The tileName be formatted as a 4 or 5 digit Illumina tileName. For a description of 4 digit tile numbers, see Appendix B, section Tile Numbering in
http://support.illumina.com.cn/content/dam/illumina-support/documents/documentation/system_documentation/hiseqx/hiseq-x-system-guide-15050091-e.pdf
For a description of 5 digit tile numbers, see Appendix C, section Tile Numbering in
https://support.illumina.com/content/dam/illumina-support/documents/documentation/system_documentation/nextseq/nextseq-550-system-guide-15069765-05.pdf
type TestCase ¶
type TestCase struct { TRecords []TestRecord Opts Opts }
type TestRecord ¶
type TileOpticalDetector ¶
type TileOpticalDetector struct {
OpticalDistance int
}
TileOpticalDetector detects optical duplicates with a tile.

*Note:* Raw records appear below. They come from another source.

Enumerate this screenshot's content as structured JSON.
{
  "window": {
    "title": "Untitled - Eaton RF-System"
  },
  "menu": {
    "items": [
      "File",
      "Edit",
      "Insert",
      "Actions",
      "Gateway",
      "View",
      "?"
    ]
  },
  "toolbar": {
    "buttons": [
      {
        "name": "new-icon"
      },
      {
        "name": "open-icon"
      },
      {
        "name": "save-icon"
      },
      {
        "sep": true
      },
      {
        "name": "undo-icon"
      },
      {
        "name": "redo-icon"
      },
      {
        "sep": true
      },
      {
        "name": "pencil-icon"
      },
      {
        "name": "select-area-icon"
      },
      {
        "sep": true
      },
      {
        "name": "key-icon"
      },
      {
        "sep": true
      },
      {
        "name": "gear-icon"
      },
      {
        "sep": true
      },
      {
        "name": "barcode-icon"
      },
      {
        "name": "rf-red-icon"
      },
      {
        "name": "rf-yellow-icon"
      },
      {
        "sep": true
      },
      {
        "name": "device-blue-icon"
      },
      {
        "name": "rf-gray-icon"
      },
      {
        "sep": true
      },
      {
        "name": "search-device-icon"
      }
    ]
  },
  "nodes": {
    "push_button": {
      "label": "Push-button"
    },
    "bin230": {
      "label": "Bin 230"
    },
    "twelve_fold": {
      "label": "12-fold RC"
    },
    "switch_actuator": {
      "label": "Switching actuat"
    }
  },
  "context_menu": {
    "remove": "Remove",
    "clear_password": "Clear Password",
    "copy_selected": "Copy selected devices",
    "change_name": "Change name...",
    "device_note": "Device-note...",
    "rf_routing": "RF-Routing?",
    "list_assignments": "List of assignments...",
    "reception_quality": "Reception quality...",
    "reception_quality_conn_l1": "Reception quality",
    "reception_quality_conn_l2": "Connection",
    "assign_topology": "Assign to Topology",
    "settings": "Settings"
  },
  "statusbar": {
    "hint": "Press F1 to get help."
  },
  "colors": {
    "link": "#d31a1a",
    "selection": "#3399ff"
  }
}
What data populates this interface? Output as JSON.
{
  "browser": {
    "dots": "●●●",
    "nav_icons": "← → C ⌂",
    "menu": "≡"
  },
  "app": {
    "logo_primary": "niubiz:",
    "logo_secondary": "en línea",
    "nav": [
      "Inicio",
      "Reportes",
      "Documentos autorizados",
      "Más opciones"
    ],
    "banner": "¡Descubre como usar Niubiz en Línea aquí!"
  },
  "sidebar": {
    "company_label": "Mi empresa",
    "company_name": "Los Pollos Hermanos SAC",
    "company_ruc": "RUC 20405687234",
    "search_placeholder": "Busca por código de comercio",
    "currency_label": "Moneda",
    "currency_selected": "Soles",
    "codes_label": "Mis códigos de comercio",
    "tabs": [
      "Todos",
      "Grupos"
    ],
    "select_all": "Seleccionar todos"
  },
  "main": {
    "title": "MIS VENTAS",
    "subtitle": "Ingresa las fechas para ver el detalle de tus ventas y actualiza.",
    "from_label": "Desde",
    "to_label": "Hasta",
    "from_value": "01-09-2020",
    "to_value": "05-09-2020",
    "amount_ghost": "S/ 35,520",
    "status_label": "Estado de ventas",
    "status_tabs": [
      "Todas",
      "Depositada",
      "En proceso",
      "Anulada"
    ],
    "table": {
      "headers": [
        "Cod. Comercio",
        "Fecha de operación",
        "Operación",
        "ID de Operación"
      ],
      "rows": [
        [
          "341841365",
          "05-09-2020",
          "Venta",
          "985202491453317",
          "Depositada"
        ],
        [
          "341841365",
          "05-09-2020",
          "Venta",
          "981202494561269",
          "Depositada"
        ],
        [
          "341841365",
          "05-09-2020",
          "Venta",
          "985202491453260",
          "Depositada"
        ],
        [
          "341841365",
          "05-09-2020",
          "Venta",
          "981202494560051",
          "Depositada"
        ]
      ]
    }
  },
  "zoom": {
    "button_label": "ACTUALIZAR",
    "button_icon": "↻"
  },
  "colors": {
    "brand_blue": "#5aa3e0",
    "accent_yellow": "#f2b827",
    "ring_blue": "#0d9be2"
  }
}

For two reads to be optical duplicates, their tile, lane, surface, library, and read orientations must be identical
func (*TileOpticalDetector) Detect ¶
func (t *TileOpticalDetector) Detect(readGroupLibrary map[string]string, duplicates []DuplicateEntry, bestIndex int) []string
Detect implements OpticalDetector.
func (*TileOpticalDetector) GetRecordProcessor ¶
func (t *TileOpticalDetector) GetRecordProcessor() bampair.RecordProcessor
GetRecordProcessor implements OpticalDetector.
func (*TileOpticalDetector) RecordProcessorsDone ¶
func (t *TileOpticalDetector) RecordProcessorsDone() (int, int)
RecordProcessorsDone implements OpticalDetector.